Anche lo Spirito è discepolo, la sua sapienza ha origine nel Padre e nel Figlio e viene non di sua iniziativa, ma è mandato, chiesto dal Figlio al Padre. Anche il Figlio è modello di comunione e umiltà. Così deve essere per noi, consapevoli di piccolezza e povertà.

“Molte cose ho ancora da dirvi”. Eppure la sua morte e resurrezione ci avevano già detto e dato tutto l’amore assoluto di Dio. Quello che manca è la nostra comprensione, la nostra risposta; per questo occorre lo Spirito a farci capire il non detto e a introdurci nell’indicibile. Perché capisce solo chi ama. Lo Spirito dice (ripete) quello che dice Gesù; ce lo ricorda, ce lo mette nel cuore, fino a quando diventiamo noi ricordo vivo di Cristo, figli del Padre e fratelli fra di noi. Alla tristezza dei discepoli Gesù oppone l’invito alla gioia: siate contenti che me ne vado, perché voi diventate come me, diventate figli e ricevete lo Spirito. Lo si comprende davanti alla bellezza ispirata dell’arte, come la Trinità di Rublev.

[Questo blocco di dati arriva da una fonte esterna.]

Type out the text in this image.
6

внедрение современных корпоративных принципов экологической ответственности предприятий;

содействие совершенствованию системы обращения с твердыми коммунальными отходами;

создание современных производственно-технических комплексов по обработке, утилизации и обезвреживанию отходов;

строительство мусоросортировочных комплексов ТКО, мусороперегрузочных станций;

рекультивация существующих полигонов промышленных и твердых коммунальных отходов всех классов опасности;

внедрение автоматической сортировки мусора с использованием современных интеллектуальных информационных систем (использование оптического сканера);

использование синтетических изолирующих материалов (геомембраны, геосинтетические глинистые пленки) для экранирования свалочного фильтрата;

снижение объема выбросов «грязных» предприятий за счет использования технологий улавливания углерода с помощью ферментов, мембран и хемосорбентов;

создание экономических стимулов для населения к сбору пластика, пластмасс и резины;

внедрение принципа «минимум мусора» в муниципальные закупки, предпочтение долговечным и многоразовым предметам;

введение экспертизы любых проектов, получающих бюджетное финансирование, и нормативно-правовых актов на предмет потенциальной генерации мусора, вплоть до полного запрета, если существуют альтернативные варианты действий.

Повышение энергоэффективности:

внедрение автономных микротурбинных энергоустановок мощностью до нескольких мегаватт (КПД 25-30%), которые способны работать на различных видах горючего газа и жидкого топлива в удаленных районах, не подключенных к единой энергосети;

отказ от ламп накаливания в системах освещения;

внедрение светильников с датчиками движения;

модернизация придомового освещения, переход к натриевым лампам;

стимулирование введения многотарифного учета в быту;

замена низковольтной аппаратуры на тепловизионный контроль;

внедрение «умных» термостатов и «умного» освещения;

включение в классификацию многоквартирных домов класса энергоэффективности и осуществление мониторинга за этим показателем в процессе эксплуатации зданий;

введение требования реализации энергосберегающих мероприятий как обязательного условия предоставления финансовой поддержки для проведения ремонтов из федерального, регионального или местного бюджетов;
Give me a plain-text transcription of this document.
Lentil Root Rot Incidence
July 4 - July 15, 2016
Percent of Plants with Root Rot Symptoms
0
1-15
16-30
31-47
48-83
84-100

Il Padre è l’angelo seduto a destra (la sinistra per noi che guardiamo). Il suo mantello rosa lascia trasparire il blu della tunica. Dietro ha la casa, l’universo creato. È eretto rispetto agli altri due più inchinati, reclinati verso di Lui. Al centro è l’angelo immagine del Figlio, con la tunica regale di porpora listata d’oro. Dietro ha un albero, è la croce. Infine l’angelo alla nostra destra, lo Spirito vivificante con il mantello verde, il più inclinato e tenero di tutti: è il lato materno della Trinità poiché nella lingua di Gesù “ruach” è femminile, termine vicino al grembo materno e alla misericordia, alla compassione. Dietro a lui è la montagna, luogo d’incontro con la divinità, dove la terra tocca il cielo.
In mezzo, sulla tavola, c’è una coppa con un agnello sgozzato. Il nostro Dio è amore capace fino al sacrificio della vita e che ci viene dato ogni volta nel pane eucaristico: ecco l’agnello di Dio! Il tavolo ha quattro lati, ma loro sono tre. Il quarto è libero, attende noi che guardiamo, è il nostro posto.